Mario Carneiro (Jan 08 2023 at 06:29):
again, if we only have an instance of Fin (n + 1)
then Fin size
doesn't work
Mario Carneiro (Jan 08 2023 at 06:29):
Data.UInt
is a new file, not a port
Mario Carneiro (Jan 08 2023 at 06:30):
UInt8
didn't exist in lean 3
Mario Carneiro (Jan 08 2023 at 06:32):
I'm not saying we need to use Nonempty (Fin n)

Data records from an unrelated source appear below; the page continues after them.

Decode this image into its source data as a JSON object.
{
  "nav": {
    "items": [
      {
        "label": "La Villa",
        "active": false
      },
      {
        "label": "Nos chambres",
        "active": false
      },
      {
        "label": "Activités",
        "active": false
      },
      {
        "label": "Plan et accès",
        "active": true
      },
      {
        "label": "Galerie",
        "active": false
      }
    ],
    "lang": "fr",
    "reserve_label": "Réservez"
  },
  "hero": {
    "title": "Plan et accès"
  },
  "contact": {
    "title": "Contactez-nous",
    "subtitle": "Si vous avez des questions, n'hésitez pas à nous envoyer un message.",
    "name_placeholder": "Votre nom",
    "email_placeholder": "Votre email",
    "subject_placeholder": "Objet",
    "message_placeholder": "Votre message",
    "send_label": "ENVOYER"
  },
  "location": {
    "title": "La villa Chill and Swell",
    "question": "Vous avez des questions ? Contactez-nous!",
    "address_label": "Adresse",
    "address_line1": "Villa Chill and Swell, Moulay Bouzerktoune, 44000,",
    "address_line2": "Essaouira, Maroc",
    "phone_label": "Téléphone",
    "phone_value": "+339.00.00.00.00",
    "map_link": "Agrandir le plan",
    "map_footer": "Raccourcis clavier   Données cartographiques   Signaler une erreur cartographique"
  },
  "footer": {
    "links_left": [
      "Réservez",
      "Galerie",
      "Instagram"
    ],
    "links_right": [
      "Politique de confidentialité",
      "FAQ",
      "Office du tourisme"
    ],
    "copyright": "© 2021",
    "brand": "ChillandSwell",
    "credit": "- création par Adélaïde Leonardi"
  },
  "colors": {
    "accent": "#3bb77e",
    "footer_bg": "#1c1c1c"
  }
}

, but we need something isomorphic to it: Inhabited (Fin n)
, Fact (0 < n)
, NeZero n
are all possible alternatives
Mario Carneiro (Jan 08 2023 at 06:32):
that is, a typeclass on n
that says it is not zero
Mario Carneiro (Jan 08 2023 at 06:35):
otherwise you get things like this (using the lean 4 core instance, which is defined for Fin (n+1)
):
#check (1 : Fin UInt8.size)
-- failed to synthesize instance
-- OfNat (Fin UInt8.size) 1
example : (1 : UInt8) = ⟨1⟩ := rfl
-- failed to synthesize instance
-- OfNat (Fin UInt8.size) 1
Eric Wieser (Jan 08 2023 at 10:09):
Can we delete UInt
and add it back (along with the needed refactor) after the port? It sounds like the ad hoc stuff just gets in the way of porting here
Mario Carneiro (Jan 08 2023 at 10:20):
I don't think this is a constructive approach to new lean 4 features. This is like saying we can't be bothered to implement ByteString
theorems because it wasn't there in lean 3
Mario Carneiro (Jan 08 2023 at 10:21):
If anything, the file is a candidate to move to std, but that doesn't solve any of the problems you are talking about and I don't want mathlib to make it impossible to have this file
Mario Carneiro (Jan 08 2023 at 10:22):
this is not an ad hoc port, it is a new file
Eric Wieser (Jan 08 2023 at 10:32):
I don't think we should spend any time thinking about ByteString theorems until the port is done
Mario Carneiro (Jan 08 2023 at 10:37):
I don't think it is mathlib's call to say what other projects are doing
Mario Carneiro (Jan 08 2023 at 10:38):
you are talking about restricting not just mathlib but also core/std here
Mario Carneiro (Jan 08 2023 at 10:39):
you may as well say lean 4 itself is getting in the way of the port. Which I suppose is true but overcoming those hurdles is exactly the point of porting
Mario Carneiro (Jan 08 2023 at 10:41):
We have new primitives now. We need to deal with it
Eric Wieser (Jan 08 2023 at 11:17):
I think the thing that I don't get here is why mathlib4 during its porting stage needs to provide any theorems about UintXX
Eric Wieser (Jan 08 2023 at 11:18):
Generalizing things in a way that works with new Lean4 primitives (from core / std) is great, but if those primitives aren't used anywhere in mathlib then why bother solving that before the port is done?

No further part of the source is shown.